Другого характера, но не менее достойным, чем его красноречие в Сенате, было достижение Граттана пером. Его описание великого лорда Чатема живёт как один из самых благородных панегириков — если не самый благородный — в мире. Ни один писатель, до или после, не предлагал никому такой великолепной дани уважения, как эта — что он никогда не опускался «до вульгарного уровня великих».
«Секретарь стоял один. Современное вырождение не достигло его. Оригинальный и несговорчивый, черты его характера имели дерзость древности, его величественный ум внушал трепет величеству, и один из его суверенов считал королевскую власть настолько ущемлённой в его присутствии, что замышлял удалить его, чтобы избавиться от его превосходства. Никакие государственные интриги, никакие узкие системы порочной политики, никакие праздные споры за министерские победы не опускали его до вульгарного уровня великих; но, властный, убедительный и непрактичный, его целью была Англия, — его амбицией была слава; не разделяя, он разрушал партии; не подкупая, он делал продажный век единодушным; Франция пала под ним; одной рукой он разил Дом Бурбонов, а другой управлял демократией Англии. Видение его ума было бесконечным, и его планы должны были повлиять не на Англию, не только на нынешний век, но на Европу и потомство. Удивительны были средства, которыми эти планы осуществлялись, всегда своевременные, всегда адекватные, внушения разума, оживлённого пылом и просвещённого пророчеством».
«Обычные чувства, которые делают жизнь приятной и праздной — те ощущения, которые смягчают, и манят, и вульгаризируют — были ему неведомы; никакие домашние трудности, никакая домашняя слабость не достигали его; но, в стороне от грязных событий жизни и незапятнанный её общением, он время от времени приходил в нашу систему, чтобы советовать и решать».
«Характер столь возвышенный, столь напряжённый, столь разнообразный, столь авторитетный, изумлял коррумпированный век, и Казначейство дрожало при имени Питта во всех своих классах продажности. Коррупция воображала, конечно, что нашла недостатки в этом государственном деятеле, и много говорила о непоследовательности его славы и много о руинах его побед — но история его страны и бедствия врага отвечали и опровергали её».

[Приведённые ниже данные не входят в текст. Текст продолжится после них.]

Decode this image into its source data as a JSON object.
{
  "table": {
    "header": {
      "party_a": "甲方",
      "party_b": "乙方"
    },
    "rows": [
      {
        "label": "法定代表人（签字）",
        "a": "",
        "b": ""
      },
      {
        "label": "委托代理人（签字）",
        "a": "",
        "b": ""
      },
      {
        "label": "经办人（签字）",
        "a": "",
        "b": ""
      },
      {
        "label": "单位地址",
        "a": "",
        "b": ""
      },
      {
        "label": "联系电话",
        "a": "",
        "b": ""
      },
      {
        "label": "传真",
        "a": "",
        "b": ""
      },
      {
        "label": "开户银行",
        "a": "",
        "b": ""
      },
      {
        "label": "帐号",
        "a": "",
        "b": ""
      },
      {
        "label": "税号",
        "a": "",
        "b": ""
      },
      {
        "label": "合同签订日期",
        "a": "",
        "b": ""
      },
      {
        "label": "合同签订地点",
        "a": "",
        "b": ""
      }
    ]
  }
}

«И не только его политические способности были его талантами; его красноречие было эрой в сенате, своеобразным и спонтанным, привычно выражающим гигантские чувства и инстинктивную мудрость — не как поток Демосфена или великолепный пожар Туллия; оно напоминало иногда гром, а иногда музыку сфер. Подобно Мюррею, он не вёл понимание через болезненную тонкость аргументации; и не был он, подобно Тауншенду, вечно на дыбе напряжения, но скорее проливал свет на предмет и достигал точки вспышками своего ума, которые, подобно вспышкам его глаз, чувствовались, но не могли быть прослежены».
«И всё же он не всегда был правилен или отточен; напротив, он был иногда неграмотен, небрежен и неубедителен, ибо он скрывал своё искусство и был выше приёмов ораторского искусства. Во многих случаях он убавлял силу своего красноречия, но даже тогда, подобно вращению пушечного ядра, он всё ещё был жив с фатальной, недосягаемой активностью».

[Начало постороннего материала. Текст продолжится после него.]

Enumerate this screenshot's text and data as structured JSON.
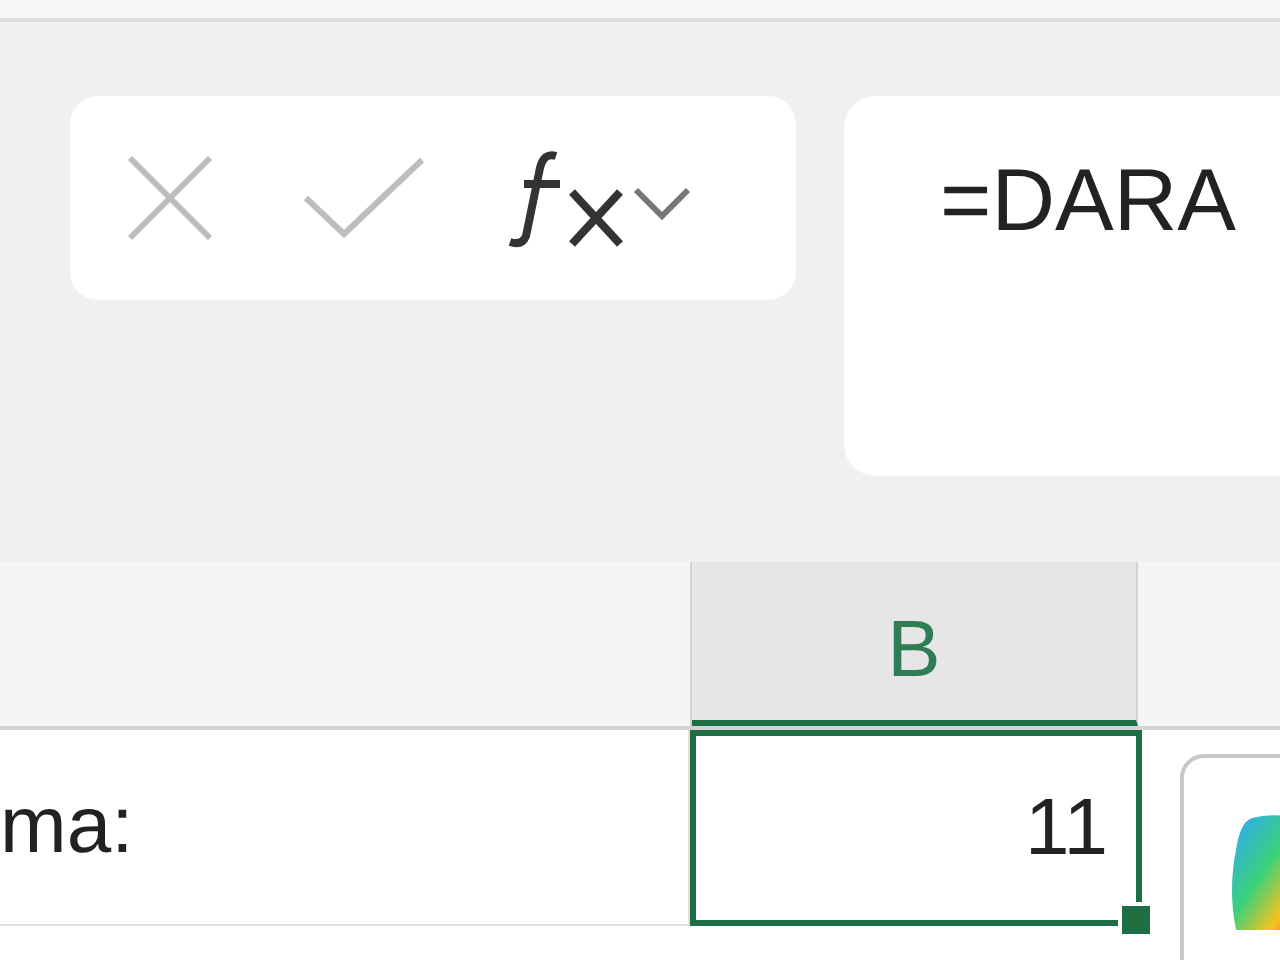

«В целом, в этом человеке было нечто, что могло создавать, разрушать или реформировать; разум, дух и красноречие, чтобы призвать человечество к обществу или разорвать узы рабства и управлять дикостью свободных умов с безграничным авторитетом; нечто, что могло установить или сокрушить империю и нанести удар в мире, который должен был отозваться через всю его историю».
Граттан умер в 1820 году, и двадцать лет спустя, в 1844 году, другой великий английский писатель, лорд Маколей, написал всемирно известный отрывок о великом лорде Чатеме в «Эдинбургском обозрении»:
«Чатем спит у северной двери церкви, в месте, которое с тех пор было отведено для государственных деятелей, как другой конец того же трансепта давно был отведён для поэтов. Мэнсфилд покоится там, и второй Уильям Питт, и Фокс, и Граттан, и Каннинг, и Уилберфорс. Ни на одном другом кладбище так много великих граждан не лежат в столь узком пространстве. Высоко над этими почтенными могилами возвышается величественный памятник Чатему, и сверху его изваяние, высеченное искусной рукой, кажется, всё ещё с орлиным лицом и вытянутой рукой призывает Англию быть бодрой и бросает вызов её врагам».